Erwin Quiring, Alwin Maier, Konrad Rieck

In this paper, we present a novel attack against authorship attribution of source code. We exploit that recent attribution methods rest on machine learning and thus can be deceived by adversarial examples of source code. Our attack performs a series of semantics-preserving code transformations that mislead learning-based attribution but appear plausible to a developer. The attack is guided by Monte-Carlo tree search that enables us to operate in the discrete domain of source code. In an empirical evaluation with source code from 204 programmers, we demonstrate that our attack has a substantial effect on two recent attribution methods, whose accuracy drops from over 88% to 1% under attack. Furthermore, we show that our attack can imitate the coding style of developers with high accuracy and thereby induce false attributions. We conclude that current approaches for authorship attribution are inappropriate for practical application and there is a need for resilient analysis techniques.
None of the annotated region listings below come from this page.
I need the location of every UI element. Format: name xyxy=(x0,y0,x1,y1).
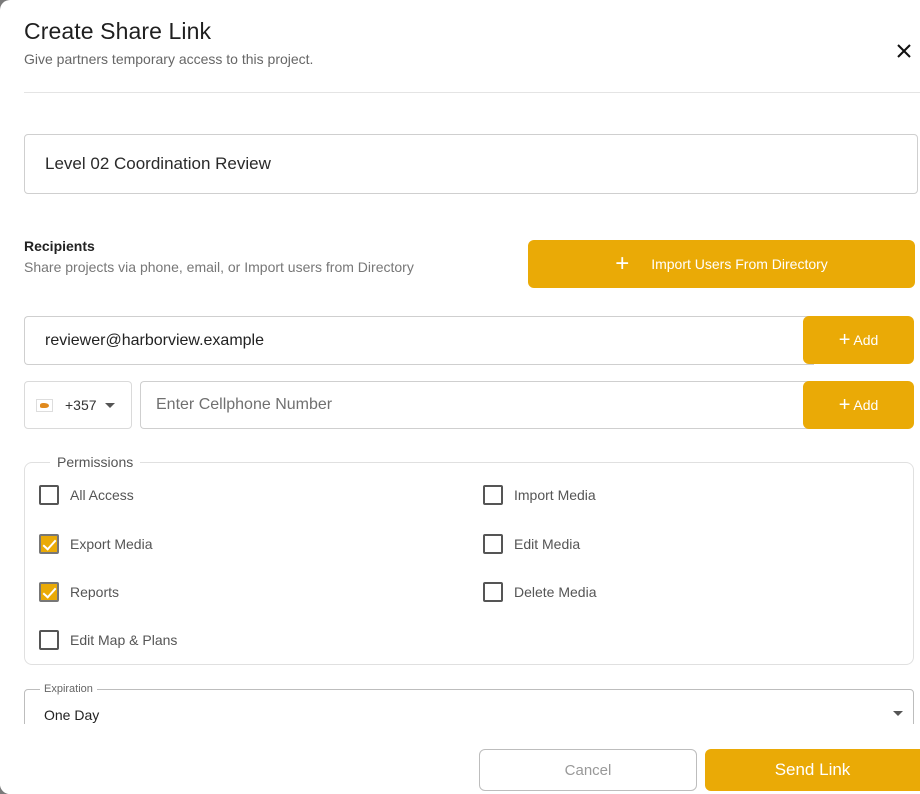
permissions-legend: Permissions xyxy=(50,454,141,470)
permission-export-media[interactable]: Export Media xyxy=(39,534,152,554)
import-users-label: Import Users From Directory xyxy=(651,256,828,272)
country-code-select[interactable]: +357 xyxy=(24,381,132,429)
permission-label: Edit Media xyxy=(514,536,581,552)
share-link-dialog: Create Share Link Give partners temporar… xyxy=(0,0,920,794)
phone-field[interactable] xyxy=(140,381,814,429)
link-name-field[interactable]: Level 02 Coordination Review xyxy=(24,134,918,194)
add-email-label: Add xyxy=(853,332,879,348)
permission-edit-map-plans[interactable]: Edit Map & Plans xyxy=(39,630,177,650)
import-users-button[interactable]: + Import Users From Directory xyxy=(528,240,915,288)
checkbox[interactable] xyxy=(483,534,503,554)
permission-delete-media[interactable]: Delete Media xyxy=(483,582,597,602)
chevron-down-icon xyxy=(104,402,115,408)
permission-reports[interactable]: Reports xyxy=(39,582,119,602)
cancel-button[interactable]: Cancel xyxy=(479,749,697,791)
dialog-subtitle: Give partners temporary access to this p… xyxy=(24,51,314,67)
checkbox[interactable] xyxy=(39,630,59,650)
permission-label: Reports xyxy=(70,584,120,600)
recipients-title: Recipients xyxy=(24,238,95,254)
permission-label: Delete Media xyxy=(514,584,597,600)
phone-input[interactable] xyxy=(156,396,814,414)
permission-import-media[interactable]: Import Media xyxy=(483,485,596,505)
add-phone-label: Add xyxy=(853,397,879,413)
checkbox[interactable] xyxy=(39,534,59,554)
checkbox[interactable] xyxy=(483,485,503,505)
permission-edit-media[interactable]: Edit Media xyxy=(483,534,580,554)
dialog-title: Create Share Link xyxy=(24,18,212,44)
permission-label: All Access xyxy=(70,487,134,503)
add-email-button[interactable]: + Add xyxy=(803,316,914,364)
permission-all-access[interactable]: All Access xyxy=(39,485,134,505)
permission-label: Import Media xyxy=(514,487,596,503)
checkbox[interactable] xyxy=(39,582,59,602)
email-value: reviewer@harborview.example xyxy=(45,331,264,349)
chevron-down-icon[interactable] xyxy=(893,711,903,716)
expiration-legend: Expiration xyxy=(40,683,97,695)
email-field[interactable]: reviewer@harborview.example xyxy=(24,316,814,365)
plus-icon: + xyxy=(838,329,851,351)
plus-icon: + xyxy=(838,394,851,416)
checkbox[interactable] xyxy=(39,485,59,505)
link-name-value: Level 02 Coordination Review xyxy=(45,154,271,173)
header-divider xyxy=(24,92,920,93)
cyprus-flag-icon xyxy=(36,398,53,412)
permission-label: Edit Map & Plans xyxy=(70,632,178,648)
add-phone-button[interactable]: + Add xyxy=(803,381,914,429)
send-link-button[interactable]: Send Link xyxy=(705,749,920,791)
plus-icon: + xyxy=(615,250,630,277)
expiration-value: One Day xyxy=(44,707,100,723)
country-code-value: +357 xyxy=(65,397,97,413)
close-icon[interactable] xyxy=(893,40,915,62)
checkbox[interactable] xyxy=(483,582,503,602)
recipients-subtitle: Share projects via phone, email, or Impo… xyxy=(24,259,414,275)
permission-label: Export Media xyxy=(70,536,153,552)
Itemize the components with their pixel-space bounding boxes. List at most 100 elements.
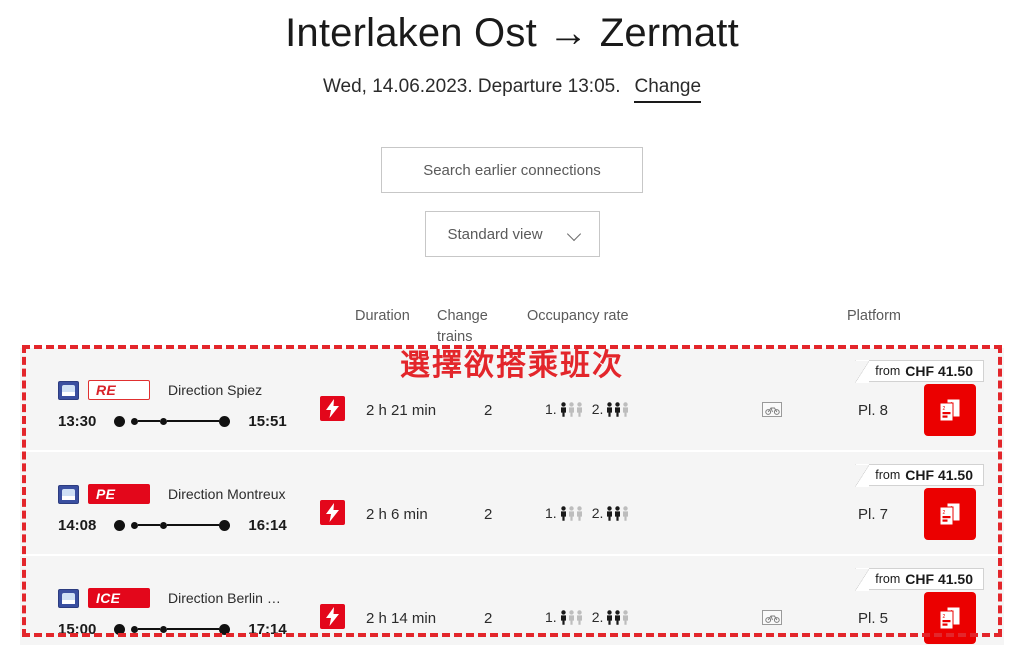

Erwin Quiring, Daniel Arp, Konrad Rieck

Machine learning is increasingly used in security-critical applications, such as autonomous driving, face recognition and malware detection. Most learning methods, however, have not been designed with security in mind and thus are vulnerable to different types of attacks. This problem has motivated the research field of adversarial machine learning that is concerned with attacking and defending learning methods. Concurrently, a different line of research has tackled a very similar problem: In digital watermarking information are embedded in a signal in the presence of an adversary. As a consequence, this research field has also extensively studied techniques for attacking and defending watermarking methods. The two research communities have worked in parallel so far, unnoticeably developing similar attack and defense strategies. This paper is a first effort to bring these communities together. To this end, we present a unified notation of black-box attacks against machine learning and watermarking that reveals the similarity of both settings. To demonstrate the efficacy of this unified view, we apply concepts from watermarking to machine learning and vice versa. We show that countermeasures from watermarking can mitigate recent model-extraction attacks and, similarly, that techniques for hardening machine learning can fend off oracle attacks against watermarks. Our work provides a conceptual link between two research fields and thereby opens novel directions for improving the security of both, machine learning and digital watermarking.